Shame though that it did hurt the girls when mere minutes after they woke from their naps they were being attacked by a ninja turtle. The neighbours were no doubt thrilled by the screams coming from our backyard. Just for something different. I gave half a dozen warnings about using toys as weapons, I threatened to put them in the bin - nothing worked and then Missy Moo got a golf club square in the eye and I snapped. The clubs were picked up and thrown in the big bin while Leowarno screamed his head off and Missy Moo cried about her head hurting. I shouted the odds about weapons and how we shouldn't hurt each other and the moment was over almost as quickly as it started.  Sorry neighbours.

Later that day as I put rubbish out I felt masses of guilt seeing the golf set in the bin. It was a present after all, I mean how ungrateful was I being? They hadn't played with it that much and maybe it should be a supervision only toy? Maybe it was my fault that it all ended in tears? I took it out of the bin and left it in the backyard... next time would be different. I would keep a close eye on them and maybe encourage them to actually play golf with it.

I noticed the kids playing with it over the weekend. Of course they'd found it, nothing is sacred or secret in this house! I watched them playing turtles/superheroes whatever, once again using the golf clubs as weapons but on this occasion they weren't hurting each other.
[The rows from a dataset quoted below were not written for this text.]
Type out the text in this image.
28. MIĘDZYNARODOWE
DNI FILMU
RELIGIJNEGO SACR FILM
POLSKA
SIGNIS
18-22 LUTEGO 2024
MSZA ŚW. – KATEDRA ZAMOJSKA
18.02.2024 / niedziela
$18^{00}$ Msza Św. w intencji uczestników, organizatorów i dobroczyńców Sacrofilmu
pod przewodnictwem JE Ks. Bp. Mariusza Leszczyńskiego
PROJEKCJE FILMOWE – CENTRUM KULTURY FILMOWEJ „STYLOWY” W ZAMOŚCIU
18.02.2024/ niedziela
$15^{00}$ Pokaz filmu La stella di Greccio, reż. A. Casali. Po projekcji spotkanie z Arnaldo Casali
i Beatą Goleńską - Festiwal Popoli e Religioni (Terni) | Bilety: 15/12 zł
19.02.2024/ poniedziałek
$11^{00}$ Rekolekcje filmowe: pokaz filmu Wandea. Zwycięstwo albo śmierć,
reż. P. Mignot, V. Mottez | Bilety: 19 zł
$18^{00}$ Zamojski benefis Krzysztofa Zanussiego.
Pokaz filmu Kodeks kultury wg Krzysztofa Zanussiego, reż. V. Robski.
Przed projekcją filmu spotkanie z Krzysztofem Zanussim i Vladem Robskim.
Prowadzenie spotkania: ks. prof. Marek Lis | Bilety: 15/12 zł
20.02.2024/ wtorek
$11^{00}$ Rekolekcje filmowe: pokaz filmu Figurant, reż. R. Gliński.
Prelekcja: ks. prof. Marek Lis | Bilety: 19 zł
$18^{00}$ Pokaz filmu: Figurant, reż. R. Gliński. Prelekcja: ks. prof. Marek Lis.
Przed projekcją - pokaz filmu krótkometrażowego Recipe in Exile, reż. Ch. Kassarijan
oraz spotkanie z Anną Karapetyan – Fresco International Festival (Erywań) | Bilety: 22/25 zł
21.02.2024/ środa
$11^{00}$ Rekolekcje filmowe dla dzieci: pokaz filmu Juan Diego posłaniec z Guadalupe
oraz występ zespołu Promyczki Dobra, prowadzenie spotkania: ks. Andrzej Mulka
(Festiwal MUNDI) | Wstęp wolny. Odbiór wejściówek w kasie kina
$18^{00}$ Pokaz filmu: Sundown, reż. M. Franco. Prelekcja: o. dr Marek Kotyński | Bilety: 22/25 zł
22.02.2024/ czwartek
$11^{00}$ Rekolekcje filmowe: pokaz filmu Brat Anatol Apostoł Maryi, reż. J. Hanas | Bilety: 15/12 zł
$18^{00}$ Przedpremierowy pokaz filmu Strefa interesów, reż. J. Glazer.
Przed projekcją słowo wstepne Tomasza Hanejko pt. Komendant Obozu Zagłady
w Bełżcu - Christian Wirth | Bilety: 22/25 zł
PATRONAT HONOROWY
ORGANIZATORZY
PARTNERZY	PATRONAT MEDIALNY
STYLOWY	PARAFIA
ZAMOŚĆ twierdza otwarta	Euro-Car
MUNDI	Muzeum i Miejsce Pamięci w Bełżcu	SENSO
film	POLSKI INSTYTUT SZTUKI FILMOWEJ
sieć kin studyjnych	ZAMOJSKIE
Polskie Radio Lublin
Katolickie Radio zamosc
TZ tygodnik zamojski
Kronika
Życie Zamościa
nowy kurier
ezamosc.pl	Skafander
Today though, today was another story. Today all three were smacking the bejeezus out of each other with plastic golf clubs within seconds! It was one big screaming match, tears were flowing and yet they were still smacking each other with those bloody sticks!!! I lost it. The entire kit went in the bin. The bin is collected and emptied tomorrow night and the fcuking golf kit will be gone. Apologies to my friend that gave it to the kids, I'll replace it with something less weapon-like. No more bloody golf in this house! The cricket kits he got for his birthday will also be staying packed away for the forseeable. Sorry Monkey Man.